Solved – How to test a nonlinear vs a linear regression model

nonlinear regressionnonlinearityregression-strategiesresiduals

I've got a panel regression model where the Ys assume a curved shape when plotted over time. A histogram of the residuals shows they are normally distributed but a residual-vs-fitted plot shows a pattern (see image 1).

enter image description here

When I log-transform the Y variable (with a scalar added to the zeros), the residuals are still normally distributed and the residual-vs-fitted plot shows an even more severe pattern (see image 2).

enter image description here

Is there an additional statistical test to determine whether a linear or nonlinear estimation technique is better for estimating this model?

Is there a better approach to dealing with the nonlinearity in my Y-variable?

Edit: thanks for the comments and thoughts!
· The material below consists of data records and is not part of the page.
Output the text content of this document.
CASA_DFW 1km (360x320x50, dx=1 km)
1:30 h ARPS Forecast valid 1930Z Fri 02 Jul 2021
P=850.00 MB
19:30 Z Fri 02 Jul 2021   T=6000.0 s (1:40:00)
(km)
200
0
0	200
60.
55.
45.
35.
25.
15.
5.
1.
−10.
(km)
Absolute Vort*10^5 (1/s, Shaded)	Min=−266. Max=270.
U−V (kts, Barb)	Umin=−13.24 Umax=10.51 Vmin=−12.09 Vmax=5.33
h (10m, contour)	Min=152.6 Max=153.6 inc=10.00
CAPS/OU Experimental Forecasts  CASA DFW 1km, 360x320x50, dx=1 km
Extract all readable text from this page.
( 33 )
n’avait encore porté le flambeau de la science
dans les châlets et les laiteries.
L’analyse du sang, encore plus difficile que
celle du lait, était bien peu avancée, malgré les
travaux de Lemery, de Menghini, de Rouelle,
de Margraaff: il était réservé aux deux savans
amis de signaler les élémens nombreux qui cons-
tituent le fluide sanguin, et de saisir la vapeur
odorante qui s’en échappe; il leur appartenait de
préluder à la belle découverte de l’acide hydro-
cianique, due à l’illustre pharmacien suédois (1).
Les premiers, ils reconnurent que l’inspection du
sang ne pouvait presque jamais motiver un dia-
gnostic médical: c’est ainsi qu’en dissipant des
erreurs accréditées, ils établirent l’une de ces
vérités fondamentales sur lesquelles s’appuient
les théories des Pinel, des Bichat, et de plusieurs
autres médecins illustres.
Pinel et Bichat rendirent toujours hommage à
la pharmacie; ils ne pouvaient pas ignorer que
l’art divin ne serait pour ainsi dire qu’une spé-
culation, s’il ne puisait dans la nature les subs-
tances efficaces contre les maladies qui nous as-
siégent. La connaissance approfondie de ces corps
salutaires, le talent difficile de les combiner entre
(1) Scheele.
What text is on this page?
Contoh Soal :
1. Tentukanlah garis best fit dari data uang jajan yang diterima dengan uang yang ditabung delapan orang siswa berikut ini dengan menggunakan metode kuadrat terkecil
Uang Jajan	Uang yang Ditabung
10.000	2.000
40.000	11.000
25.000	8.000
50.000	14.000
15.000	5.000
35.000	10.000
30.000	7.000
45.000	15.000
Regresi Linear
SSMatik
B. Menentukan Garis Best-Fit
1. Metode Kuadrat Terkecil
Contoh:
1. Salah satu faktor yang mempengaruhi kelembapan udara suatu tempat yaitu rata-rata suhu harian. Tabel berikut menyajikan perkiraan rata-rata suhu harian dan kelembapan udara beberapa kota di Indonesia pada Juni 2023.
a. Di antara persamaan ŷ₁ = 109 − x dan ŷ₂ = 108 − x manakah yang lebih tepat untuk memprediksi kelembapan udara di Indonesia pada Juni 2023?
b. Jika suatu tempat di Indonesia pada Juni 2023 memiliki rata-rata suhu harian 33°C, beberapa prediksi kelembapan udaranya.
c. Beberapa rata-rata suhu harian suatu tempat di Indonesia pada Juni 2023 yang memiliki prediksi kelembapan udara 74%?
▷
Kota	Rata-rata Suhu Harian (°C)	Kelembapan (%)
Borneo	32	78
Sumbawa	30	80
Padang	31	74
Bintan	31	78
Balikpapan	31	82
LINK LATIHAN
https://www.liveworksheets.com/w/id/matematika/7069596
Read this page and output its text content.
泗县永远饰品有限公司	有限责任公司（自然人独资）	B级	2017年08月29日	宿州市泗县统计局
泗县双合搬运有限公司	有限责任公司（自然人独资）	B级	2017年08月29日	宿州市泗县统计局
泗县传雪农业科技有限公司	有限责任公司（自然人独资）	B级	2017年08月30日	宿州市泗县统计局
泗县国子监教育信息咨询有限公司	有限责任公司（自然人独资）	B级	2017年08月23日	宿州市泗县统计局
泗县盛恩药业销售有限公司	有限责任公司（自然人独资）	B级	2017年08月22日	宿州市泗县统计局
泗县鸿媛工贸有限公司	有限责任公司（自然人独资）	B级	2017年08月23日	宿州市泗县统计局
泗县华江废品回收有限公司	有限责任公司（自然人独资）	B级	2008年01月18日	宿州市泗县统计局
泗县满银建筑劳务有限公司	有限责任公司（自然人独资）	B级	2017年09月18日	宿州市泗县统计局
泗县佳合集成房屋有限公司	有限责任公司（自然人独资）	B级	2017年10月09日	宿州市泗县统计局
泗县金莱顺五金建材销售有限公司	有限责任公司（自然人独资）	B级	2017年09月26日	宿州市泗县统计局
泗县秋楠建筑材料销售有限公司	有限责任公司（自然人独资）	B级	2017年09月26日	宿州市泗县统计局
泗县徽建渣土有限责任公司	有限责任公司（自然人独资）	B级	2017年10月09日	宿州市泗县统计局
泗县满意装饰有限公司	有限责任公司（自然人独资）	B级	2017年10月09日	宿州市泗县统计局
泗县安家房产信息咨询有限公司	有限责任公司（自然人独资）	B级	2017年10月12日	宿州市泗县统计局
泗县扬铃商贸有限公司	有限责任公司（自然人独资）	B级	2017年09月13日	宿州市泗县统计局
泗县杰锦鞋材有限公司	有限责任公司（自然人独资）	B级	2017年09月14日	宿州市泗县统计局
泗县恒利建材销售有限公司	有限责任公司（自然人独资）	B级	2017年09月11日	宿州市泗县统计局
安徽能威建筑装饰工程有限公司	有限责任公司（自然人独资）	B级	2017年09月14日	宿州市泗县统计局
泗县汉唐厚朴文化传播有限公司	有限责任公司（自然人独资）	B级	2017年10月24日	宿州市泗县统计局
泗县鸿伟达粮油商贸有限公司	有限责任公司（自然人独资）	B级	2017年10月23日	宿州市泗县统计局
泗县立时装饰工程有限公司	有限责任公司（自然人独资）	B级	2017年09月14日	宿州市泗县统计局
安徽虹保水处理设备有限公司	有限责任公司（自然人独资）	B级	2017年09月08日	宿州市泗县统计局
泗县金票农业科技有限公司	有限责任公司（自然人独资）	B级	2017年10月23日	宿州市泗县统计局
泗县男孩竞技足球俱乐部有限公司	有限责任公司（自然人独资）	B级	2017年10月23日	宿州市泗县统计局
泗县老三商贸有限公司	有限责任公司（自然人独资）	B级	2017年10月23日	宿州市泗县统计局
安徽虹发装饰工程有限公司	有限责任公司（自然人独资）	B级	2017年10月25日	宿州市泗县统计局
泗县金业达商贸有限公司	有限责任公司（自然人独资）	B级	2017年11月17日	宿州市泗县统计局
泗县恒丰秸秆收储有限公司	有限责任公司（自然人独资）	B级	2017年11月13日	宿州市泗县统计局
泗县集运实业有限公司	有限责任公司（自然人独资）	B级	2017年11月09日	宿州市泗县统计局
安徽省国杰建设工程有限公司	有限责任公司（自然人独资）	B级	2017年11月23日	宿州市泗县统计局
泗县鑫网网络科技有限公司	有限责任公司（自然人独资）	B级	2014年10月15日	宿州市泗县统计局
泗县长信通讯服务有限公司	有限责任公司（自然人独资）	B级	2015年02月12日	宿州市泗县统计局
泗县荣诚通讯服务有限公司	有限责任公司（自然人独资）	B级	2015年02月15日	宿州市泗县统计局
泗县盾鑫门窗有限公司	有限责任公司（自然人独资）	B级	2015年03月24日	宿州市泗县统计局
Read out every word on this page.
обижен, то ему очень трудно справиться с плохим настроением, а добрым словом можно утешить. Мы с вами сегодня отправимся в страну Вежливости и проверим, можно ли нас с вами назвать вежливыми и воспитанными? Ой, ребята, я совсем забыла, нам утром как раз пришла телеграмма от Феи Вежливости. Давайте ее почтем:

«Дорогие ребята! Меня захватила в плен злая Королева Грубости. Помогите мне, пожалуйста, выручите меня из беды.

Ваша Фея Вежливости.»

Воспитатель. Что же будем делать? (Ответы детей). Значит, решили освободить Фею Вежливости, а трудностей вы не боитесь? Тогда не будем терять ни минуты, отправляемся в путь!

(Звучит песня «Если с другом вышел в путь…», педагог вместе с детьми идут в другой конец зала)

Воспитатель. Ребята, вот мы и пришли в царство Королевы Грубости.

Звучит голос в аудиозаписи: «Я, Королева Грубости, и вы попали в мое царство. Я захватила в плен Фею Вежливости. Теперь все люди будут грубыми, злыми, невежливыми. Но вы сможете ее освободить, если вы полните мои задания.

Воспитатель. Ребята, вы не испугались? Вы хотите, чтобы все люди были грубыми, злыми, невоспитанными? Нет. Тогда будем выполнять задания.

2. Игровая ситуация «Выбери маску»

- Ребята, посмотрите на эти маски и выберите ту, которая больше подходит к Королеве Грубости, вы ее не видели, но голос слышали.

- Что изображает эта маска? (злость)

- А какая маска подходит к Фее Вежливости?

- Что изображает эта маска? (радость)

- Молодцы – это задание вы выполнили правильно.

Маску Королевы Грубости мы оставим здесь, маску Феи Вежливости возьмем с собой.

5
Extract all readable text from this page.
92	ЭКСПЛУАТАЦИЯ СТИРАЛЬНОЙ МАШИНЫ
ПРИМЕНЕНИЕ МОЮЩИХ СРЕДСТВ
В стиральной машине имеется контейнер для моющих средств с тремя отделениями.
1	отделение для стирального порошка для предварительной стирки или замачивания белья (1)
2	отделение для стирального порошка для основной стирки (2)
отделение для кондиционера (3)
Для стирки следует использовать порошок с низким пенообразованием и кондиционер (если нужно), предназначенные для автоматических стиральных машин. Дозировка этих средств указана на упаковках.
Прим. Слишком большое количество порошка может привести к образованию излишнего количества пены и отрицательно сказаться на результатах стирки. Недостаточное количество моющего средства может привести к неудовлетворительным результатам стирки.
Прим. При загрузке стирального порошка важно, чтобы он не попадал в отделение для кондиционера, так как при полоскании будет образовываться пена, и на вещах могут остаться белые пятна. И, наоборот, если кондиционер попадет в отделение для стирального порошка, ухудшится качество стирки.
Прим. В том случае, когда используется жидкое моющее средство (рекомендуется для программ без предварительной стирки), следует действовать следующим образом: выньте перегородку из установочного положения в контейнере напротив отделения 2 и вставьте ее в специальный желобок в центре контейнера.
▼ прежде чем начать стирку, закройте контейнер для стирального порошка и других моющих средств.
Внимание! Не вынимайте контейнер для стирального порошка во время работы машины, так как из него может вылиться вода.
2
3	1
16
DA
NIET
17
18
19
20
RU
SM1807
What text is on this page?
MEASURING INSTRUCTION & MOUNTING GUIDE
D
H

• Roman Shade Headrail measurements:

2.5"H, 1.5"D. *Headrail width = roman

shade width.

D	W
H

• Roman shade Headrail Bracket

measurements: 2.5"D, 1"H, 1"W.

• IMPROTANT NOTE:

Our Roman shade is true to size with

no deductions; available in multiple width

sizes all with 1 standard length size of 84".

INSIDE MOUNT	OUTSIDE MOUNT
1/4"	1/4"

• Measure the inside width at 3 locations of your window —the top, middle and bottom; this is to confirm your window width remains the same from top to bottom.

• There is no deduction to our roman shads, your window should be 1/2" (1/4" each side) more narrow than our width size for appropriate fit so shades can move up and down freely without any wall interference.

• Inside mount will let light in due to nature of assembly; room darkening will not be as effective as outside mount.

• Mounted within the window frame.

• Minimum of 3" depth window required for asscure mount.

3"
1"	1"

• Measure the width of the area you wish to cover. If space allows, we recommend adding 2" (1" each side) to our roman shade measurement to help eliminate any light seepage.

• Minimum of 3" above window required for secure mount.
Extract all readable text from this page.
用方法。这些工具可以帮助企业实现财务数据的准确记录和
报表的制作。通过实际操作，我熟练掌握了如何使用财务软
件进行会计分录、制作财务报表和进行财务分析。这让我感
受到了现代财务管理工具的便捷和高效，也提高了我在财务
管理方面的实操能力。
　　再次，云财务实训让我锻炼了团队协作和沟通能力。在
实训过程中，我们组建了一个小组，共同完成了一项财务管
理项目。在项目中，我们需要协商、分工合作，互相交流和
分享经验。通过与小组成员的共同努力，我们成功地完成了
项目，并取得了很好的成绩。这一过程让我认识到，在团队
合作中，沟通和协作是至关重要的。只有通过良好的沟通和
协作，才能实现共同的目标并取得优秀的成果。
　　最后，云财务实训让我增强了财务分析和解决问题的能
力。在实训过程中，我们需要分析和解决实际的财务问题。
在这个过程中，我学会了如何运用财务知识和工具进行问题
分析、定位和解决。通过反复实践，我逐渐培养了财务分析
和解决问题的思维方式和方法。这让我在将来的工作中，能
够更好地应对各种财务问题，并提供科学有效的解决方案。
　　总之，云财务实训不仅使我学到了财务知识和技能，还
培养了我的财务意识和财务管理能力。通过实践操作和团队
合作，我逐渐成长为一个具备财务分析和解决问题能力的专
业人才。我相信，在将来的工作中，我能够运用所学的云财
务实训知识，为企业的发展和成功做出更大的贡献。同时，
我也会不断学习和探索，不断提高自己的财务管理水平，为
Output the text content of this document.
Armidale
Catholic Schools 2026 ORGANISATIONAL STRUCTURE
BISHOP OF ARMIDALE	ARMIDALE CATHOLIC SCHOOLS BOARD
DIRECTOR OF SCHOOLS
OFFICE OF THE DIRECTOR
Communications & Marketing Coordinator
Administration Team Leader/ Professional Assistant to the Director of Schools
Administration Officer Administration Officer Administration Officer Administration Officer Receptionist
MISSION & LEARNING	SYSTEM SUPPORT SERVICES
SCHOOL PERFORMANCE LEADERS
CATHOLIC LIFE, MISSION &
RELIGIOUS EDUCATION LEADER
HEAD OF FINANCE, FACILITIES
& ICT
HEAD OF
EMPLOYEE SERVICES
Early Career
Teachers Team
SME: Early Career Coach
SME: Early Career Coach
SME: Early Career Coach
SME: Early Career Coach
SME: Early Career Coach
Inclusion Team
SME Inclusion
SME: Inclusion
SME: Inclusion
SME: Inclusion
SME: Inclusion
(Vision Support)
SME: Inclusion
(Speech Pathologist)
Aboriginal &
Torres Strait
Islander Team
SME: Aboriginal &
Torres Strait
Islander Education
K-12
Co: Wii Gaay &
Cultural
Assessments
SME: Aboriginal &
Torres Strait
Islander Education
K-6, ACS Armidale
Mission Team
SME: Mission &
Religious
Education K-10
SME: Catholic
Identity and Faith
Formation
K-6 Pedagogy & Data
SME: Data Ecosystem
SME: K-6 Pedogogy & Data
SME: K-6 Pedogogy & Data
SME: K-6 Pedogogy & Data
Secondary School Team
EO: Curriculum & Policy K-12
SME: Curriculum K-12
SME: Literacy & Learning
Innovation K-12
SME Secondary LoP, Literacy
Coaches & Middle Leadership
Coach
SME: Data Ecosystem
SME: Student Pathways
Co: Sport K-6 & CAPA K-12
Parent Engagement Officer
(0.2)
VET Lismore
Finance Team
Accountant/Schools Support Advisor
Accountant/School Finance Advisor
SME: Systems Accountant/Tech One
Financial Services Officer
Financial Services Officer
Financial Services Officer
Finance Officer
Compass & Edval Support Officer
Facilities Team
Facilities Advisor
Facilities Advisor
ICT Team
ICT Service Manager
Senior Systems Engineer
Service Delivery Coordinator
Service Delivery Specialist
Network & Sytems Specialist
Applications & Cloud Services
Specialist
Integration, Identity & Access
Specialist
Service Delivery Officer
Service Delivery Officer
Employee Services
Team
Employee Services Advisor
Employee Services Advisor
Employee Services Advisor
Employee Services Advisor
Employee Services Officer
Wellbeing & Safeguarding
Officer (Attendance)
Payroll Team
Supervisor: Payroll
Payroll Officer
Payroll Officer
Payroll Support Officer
  • The DV is a continuous variable (MW of wind capacity per state-year) — but as @JimBaldwin sussed out, the original dataset has a lot of zeros.
  • Given this, I thought about using a Poisson model, but because I've set this up as a dynamic spatial panel, I'm not sure how I would do that.
  • I've estimated the r-v-f plots using a pooled OLS regression and my main models are using xsmle in Stata, which takes an ML approach to estimation.
  • I've also tried specifying a squared term and an inverse squared term in the model (based on the Ladder test), but these don't improve the residual-vs-fitted plots very much nor does adding these terms improve the AIC.
  • A histogram of the residuals finds they are normally distributed, but not centered on zero (see image 3).

Edit 2: Added the model as an image.Dynamic spatial panel

Histogram of residuals

Best Answer

This is perhaps more of a comment than an answer, but I am not allowed to comment. This comment is meant to be complementary to the existing answer and comments.

Nonlinear regression (least squares) model is generally taken to mean that the model is nonlinear in the parameters (nonlinear in at least one parameter anyway). As exemplified in Ekaba Bisong's answer, another possibility is to have a linear regression model having terms which are nonlinear in one or more independent variables, but linear in the parameters. Either way may fit a nonlinear relationship between the dependent variable and one or more independent variables. Therefore, linear regression vs. nonlinear regression is not even the right way of thinking about it. Rather, linear vs. nonlinear relationship between dependent variable and independent variables is what you really "want" to be asking.

A nonlinear regression model allows for additional flexibility in the form of nonlinear relationship between the dependent variable and the independent variables than does use of a linear regression model which adds terms which are nonlinear in the independent variables but linear in the parameters.

One more thing to think about is the probability distribution of the errors. For instance, consider the model $y = a \exp(bx)$. This can be solved as a nonlinear regression model, or the logarithm of both sides can be taken and solved as a linear regression problem $\ln y = \ln a + b x$. These two models are NOT equivalent, despite frequent claims that they are (i.e., that the linear least squares version is "doing" nonlinear least squares). The errors in the linear regression version are the natural logarithms of the errors of the nonlinear least squares version. It can not be the case that both the error and its logarithm are Normally distributed (of course, neither may be), so one or the other may be better on the basis of which has errors closer to being Normally distributed.